The Speakers

Invited Speakers:

Speaker: Assoc. Prof Cam-Tu Nguyen

Title:  Making Conversational AI Reliable: Insights from the
Retrieval-Augmented Generation Approach.

Abstract:

Recent conversational AI systems, such as OpenAI’s GPT-4o and Anthropic’s Claude Sonet, have become increasingly powerful, thanks to advancements in Large Language Models (LLMs). However, despite their impressive language capabilities, LLMs often struggle with hallucination—generating inaccurate or misleading information—which raises significant reliability concerns.

In this context, Retrieval-augmented generation (RAG) has emerged as a promising solution to mitigate hallucinations in LLMs. RAG leverages external knowledge sources to ground language model responses and provide citations for cross-checking, improving both accuracy and trustworthiness. However, current RAG systems face challenges due to noise in both the retrieval and generation processes. Specifically, annotation noise hampers the effective training of dense retrieval systems, whereas retrieval noise—the imperfections in the retrieval process—can mislead the language model, distracting it from generating correct responses.

This talk provides an overview of recent advancements in LLMs and RAG, discusses the current challenges associated with RAG systems, and presents several solutions to address these issues.

Bio:

Cam-Tu Nguyen earned her PhD from Tohoku University, Japan, and is currently an Associate Professor at Nanjing University, China. She has approximately 15 years of experience in Artificial Intelligence and its applications, with a strong publication record in leading international journals such as TKDE, TKDD, TALLIP, TWEB, and TON, as well as in major AI and computer science conferences like IJCAI, AAAI, EMNLP, CIKM, ACM MM, USENIX ATC, and InfoCom. Her research over the past five years has focused on conversational AI, particularly in tasks such as Retrieval-Augmented Generation (RAG), LLM-based agents, and multi-modal conversational systems. She has received numerous awards and recognitions, including the Nanjing University Outstanding Researcher Award (2015), the IBM Best Paper Award at the ArgMining Workshop (2018), and the Alibaba Outstanding Collaborator Award (2024). She also actively contributes to the AI community as a program committee member for leading conferences, including IJCAI, ACL, EMNLP, and PAKDD.
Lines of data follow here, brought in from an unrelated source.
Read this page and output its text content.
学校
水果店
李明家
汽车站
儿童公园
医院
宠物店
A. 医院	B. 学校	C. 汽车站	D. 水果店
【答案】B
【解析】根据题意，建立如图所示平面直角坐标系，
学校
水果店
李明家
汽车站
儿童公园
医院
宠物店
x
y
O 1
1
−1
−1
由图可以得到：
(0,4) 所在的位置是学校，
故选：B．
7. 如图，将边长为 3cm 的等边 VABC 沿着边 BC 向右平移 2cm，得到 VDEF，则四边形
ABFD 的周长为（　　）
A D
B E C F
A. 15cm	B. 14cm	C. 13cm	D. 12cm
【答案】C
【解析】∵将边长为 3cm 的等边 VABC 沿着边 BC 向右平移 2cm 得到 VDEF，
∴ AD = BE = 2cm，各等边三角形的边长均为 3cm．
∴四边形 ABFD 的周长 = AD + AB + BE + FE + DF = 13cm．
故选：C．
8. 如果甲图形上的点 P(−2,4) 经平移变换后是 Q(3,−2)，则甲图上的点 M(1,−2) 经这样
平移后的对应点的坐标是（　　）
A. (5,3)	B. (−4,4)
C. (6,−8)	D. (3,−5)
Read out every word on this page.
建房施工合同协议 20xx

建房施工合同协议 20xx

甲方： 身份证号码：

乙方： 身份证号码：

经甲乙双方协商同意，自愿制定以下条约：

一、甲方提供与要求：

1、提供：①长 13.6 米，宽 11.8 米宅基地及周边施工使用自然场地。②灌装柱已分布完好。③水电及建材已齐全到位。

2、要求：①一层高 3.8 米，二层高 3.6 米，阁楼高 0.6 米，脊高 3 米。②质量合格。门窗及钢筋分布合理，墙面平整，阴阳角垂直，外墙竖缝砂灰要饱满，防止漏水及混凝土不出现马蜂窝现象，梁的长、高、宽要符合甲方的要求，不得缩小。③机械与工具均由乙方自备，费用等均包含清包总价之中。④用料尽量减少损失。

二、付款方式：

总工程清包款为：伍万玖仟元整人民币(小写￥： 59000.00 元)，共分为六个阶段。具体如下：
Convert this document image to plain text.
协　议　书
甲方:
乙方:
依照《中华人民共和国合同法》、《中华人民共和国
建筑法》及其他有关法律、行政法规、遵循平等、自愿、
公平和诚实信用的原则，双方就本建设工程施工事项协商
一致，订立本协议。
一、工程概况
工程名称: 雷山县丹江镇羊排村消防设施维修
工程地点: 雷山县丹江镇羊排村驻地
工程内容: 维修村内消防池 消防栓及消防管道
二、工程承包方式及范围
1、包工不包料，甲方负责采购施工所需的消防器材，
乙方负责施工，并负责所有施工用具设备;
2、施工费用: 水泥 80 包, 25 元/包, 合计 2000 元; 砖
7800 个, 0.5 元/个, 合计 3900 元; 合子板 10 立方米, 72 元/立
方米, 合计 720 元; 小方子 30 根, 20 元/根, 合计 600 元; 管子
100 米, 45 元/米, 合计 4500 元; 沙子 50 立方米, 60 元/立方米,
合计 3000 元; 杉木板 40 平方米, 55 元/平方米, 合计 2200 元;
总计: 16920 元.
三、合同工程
Speaker: Prof. Truyen Tran

Title:  Robust AI as digital species

Abstract:

The development of robust AI systems increasingly parallels the evolution of digital species, with cooperation and social understanding emerging as critical capabilities. This talk explores how AI agents can be engineered to exhibit sophisticated social behaviors through various mechanisms including theory of mind, future consequence consideration, and social behavior priors. We examine how diverse training approaches—from self-play with behaviorally distinct agents to decentralized learning under partial observability—can foster adaptable AI systems capable of zero-shot coordination with novel partners. Drawing parallels with biological social systems, we demonstrate how intrinsic social motivation and the ability to model other agents' intentions enable effective cooperation, even in challenging scenarios like resource management dilemmas. The talk presents evidence that equipping AI agents with social priors and the capability to consider future consequences leads to more sustainable and cooperative behaviors, mirroring the evolutionary advantages of social cognition in natural species. Our findings suggest that robust AI systems may need to evolve not just as individual agents, but as inherently social entities capable of understanding and adapting to others' behaviors. This perspective offers insights into developing AI systems that can navigate complex social dynamics while maintaining long-term cooperative strategies, much like successful biological species. 

Bio:

Dr. Truyen Tran is a Full Professor at Deakin University, Australia, where he serves as Head of AI, Health and Science, Applied Artificial Intelligence Institute (A2I2). In his role, he leads a world-class team developing robust human-compatible Generalist AI (AI Future). This technology is then leveraged to accelerate science and engineering (AI4Science) and improve health outcomes (AI4Health). AI Future envisions AI agents as a new digital species integrated into our society, equipped with advanced reasoning and planning capabilities while maintaining robust alignment with human values. His AI4Science research program develops AI Scientists spanning STEM fields, while the AI4Health program focuses on clinical prediction, medical image analysis, and Generative AI for healthcare. Dr. Tran has received multiple international awards for his significant research contributions. He obtained his BSc degree from the University of Melbourne in 2001 and a PhD in Computer Science from Curtin University in 2008.